La fatigue nous rattrape alors que nous déjeunons (très) tardivement dans le restaurant accolé au club de plongée. Nous nous saluons et chacun regagne ses quartiers pour une soirée studieuse : demain nous attaquons les chapitres quatre et cinq, donc une brève lecture s’impose. Très brève même puisque je m’effondre à la moitié du chapitre quatre. Quelle merveilleuse journée !

Vendredi matin, Puerto Ayora. Au programme ce matin, les chapitres quatre et cinq, qui clôturent la formation théorique. Rien de bien compliqué, si bien que nous en avons terminé à la mi-journée. Sans originalité mais avec un plaisir certain, je prends la direction de Tortuga Bay. J’y suis rejoins par mes amis, et nous refaisons le monde sur la plage, en guettant les têtes de tortues qui dépassent au loin. L’après-midi s’écoule paisiblement, au rythme des iguanes qui traversent la plage en piétinant les feuilles mortes, juste derrière nos serviettes.

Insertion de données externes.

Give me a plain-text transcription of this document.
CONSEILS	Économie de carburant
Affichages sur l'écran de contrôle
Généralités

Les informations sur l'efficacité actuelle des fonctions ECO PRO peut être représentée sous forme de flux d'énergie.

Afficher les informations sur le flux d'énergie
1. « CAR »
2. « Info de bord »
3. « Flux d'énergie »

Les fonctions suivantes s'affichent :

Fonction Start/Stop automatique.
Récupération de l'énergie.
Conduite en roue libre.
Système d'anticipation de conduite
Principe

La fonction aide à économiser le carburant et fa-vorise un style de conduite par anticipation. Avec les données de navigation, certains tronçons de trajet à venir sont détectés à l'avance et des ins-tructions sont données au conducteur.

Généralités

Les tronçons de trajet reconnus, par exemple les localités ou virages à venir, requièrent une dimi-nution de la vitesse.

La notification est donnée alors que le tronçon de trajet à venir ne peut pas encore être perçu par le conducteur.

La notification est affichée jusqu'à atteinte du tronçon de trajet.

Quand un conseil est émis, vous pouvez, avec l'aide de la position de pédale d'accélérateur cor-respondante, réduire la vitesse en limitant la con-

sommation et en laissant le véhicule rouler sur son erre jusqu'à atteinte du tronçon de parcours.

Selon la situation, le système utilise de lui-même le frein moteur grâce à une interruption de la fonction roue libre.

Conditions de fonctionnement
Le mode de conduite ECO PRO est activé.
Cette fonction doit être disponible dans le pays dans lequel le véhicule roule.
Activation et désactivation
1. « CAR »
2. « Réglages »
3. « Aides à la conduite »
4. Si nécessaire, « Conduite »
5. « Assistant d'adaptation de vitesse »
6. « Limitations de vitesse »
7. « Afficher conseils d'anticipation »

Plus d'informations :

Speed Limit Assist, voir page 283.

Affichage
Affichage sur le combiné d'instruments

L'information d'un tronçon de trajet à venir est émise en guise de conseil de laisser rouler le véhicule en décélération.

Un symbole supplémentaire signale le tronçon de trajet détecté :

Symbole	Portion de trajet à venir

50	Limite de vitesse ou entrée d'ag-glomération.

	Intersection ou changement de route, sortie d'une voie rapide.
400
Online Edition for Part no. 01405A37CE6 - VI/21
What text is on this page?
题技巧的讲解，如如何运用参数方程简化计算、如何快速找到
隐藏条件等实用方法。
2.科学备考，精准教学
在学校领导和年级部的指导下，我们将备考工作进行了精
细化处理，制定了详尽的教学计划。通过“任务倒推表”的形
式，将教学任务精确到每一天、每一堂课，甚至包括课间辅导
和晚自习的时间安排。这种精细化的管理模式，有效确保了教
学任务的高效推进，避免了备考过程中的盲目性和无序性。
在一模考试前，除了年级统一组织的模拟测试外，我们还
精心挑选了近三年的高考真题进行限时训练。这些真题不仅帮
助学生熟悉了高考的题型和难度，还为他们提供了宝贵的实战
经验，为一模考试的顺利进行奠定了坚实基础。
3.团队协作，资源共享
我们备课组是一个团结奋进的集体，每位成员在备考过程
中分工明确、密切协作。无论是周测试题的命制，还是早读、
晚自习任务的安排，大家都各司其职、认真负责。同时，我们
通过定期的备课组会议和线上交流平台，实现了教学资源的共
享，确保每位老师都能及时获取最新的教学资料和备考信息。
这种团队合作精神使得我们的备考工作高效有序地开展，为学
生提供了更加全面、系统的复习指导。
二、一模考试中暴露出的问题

Nous repassons brièvement au club pour préparer le matériel de nos plongées du lendemain. Puis Aurélien et moi nous dirigeons vers la Santa Cruz Brewery, où nous sommes accueillis en grande pompe par le sympathique personnel, manifestement heureux de nous revoir. La bière est toujours aussi bonne, et la conversation non moins. Très bon moment avec un vraiment chic type. J’ai décidément de la chance d’avoir rencontré un aussi chouette couple ! Je rentre dans mes quartiers, attrape sur la route des empanadas pour le dîner, et me couche avec les poules pour être en pleine forme demain.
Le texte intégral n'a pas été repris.